11. How is my higher education funded at a public college or university?

To determine the funding for the first two years at a public college or university in a four-year program, subtract the total amount of your financial aid award from the cost of the Community College rate. DOR will pay the difference of the community college rate including books, supplies, transportation and maintenance, and your financial aid. See tit. 9 CCR § 7156(a). If your financial aid exceeds the cost of the community college rate, DOR will not contribute to the cost of your educational expenses for the first two years of your four-year program at a college or university. You would be responsible for those costs which exceed the community college rate for attendance.

After the first two years, DOR can authorize funds up to the public California State University rate, including books, supplies, transportation, and maintenance. tit. 9 CCR § 7156(c). If you are attending a public school, subtract the total amount of your financial aid award from the cost of the public California State University rate.

12. How is my higher education funded if I choose to attend a private college or university?

DOR may fund your attendance at a private institution if, as part of your informed choice, you have chosen a private university for your training in lieu of a public state university. See, generally, tit. 9 CCR § 7029.6(b)(1). If you choose to attend a private institution, you will be responsible for any remaining costs beyond the community college or public university rate so long as there is a public program that is sufficient to meet the client’s training needs, regardless of whether a private program might be viewed as superior in some respects. See, Hoitt v. DOR (2012) 207 Cal. App. 4th 513, 525.

13. How is my educational training funded when only a private institution will meet my vocational needs?

DOR may authorize training at a private university if one or more of the following conditions exist:

  1. It is clear that your training needs can be better met by a private, correspondence, on-the-job, tutorial, or other training institution or method; or
  2. Overall, the cost to DOR will be less; or
  3. The training is not available in a public institution; or
  4. Attendance in a public training program would cause a significant delay in the client's preparation for suitable employment.9 CCR §7155 (a).

DOR would then fund the remaining cost of your attendance including tuition, books, supplies, transportation, and maintenance at a private college or university after your financial aid grants and scholarships are applied. tit. 9 CCR § 7197(c).

14. Can I attend a college or university out-of-state?

Clients of DOR may obtain DOR support for out-of-state training if there are no suitable facilities or courses available within the state; or the client lives near an adjoining state and the out-of-state facilities are more readily available in the adjoining state; or attending a training program within the state would impose an undue hardship on the client. 9 CCR § 7158.8.

A client can also choose to attend a college out-of-state as part of his/her informed choice.
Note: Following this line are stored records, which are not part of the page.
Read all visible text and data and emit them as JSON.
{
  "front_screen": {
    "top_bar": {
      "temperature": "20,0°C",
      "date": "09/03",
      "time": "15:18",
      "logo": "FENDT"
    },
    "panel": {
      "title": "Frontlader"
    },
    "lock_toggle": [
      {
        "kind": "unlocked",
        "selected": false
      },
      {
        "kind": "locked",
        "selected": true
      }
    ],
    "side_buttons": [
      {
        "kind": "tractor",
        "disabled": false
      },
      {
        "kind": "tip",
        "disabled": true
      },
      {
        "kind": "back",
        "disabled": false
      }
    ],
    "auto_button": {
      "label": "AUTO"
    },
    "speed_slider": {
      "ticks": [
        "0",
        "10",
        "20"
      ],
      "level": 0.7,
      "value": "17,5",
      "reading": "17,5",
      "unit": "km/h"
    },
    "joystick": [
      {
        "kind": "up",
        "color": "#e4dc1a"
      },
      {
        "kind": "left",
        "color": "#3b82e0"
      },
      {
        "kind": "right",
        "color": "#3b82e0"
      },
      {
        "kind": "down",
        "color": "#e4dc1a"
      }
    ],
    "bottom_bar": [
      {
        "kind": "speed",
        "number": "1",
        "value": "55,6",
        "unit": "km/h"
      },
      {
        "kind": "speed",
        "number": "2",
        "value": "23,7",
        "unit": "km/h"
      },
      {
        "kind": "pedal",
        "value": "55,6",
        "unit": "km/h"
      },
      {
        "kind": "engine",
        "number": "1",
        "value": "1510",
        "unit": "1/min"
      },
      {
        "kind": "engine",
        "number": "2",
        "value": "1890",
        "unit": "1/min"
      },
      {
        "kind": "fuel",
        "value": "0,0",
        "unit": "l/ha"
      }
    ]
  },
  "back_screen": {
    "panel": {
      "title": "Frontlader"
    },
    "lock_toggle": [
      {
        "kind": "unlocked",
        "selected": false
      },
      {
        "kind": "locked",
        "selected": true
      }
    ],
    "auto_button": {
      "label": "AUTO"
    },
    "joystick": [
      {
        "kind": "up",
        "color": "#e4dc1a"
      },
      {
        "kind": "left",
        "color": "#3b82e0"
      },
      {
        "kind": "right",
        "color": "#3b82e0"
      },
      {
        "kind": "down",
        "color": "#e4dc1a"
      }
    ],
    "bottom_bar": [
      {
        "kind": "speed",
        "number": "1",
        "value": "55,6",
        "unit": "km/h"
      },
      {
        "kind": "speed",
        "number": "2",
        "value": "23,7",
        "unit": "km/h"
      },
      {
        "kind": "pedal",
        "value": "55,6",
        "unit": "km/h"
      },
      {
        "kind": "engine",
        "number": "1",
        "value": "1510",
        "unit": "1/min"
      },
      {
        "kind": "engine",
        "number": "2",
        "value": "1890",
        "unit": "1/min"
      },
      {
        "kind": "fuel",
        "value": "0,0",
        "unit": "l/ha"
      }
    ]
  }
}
If the program that the student chooses at an out-of-state college is available in-state, the DOR can provide funding up to the state rate. tit. 9 CCR § 7029.6(b)(1).

15. Can support from DOR for educational training costs be terminated?

Yes. When you have obtained the level of education required for your employment goal, DOR will no longer fund additional education under your current IPE. Training services may also be terminated if there is a lack of adequate performance by you or the training program. tit. 9 CCR § 7159. If the training program does not meet your vocational needs, you may consider talking with your DOR counselor about transferring to a more appropriate program or obtaining additional services and supports to help you maximize your success in the program.

If you disagree with DOR’s decision to terminate or suspend funding your educational training program, you should immediately speak with your DOR counselor and/or supervisor. In the event you are unable to resolve your disagreement, you have the right to request an Administrative Review with the District Administrator, a Mediation and a Fair Hearing on the issue.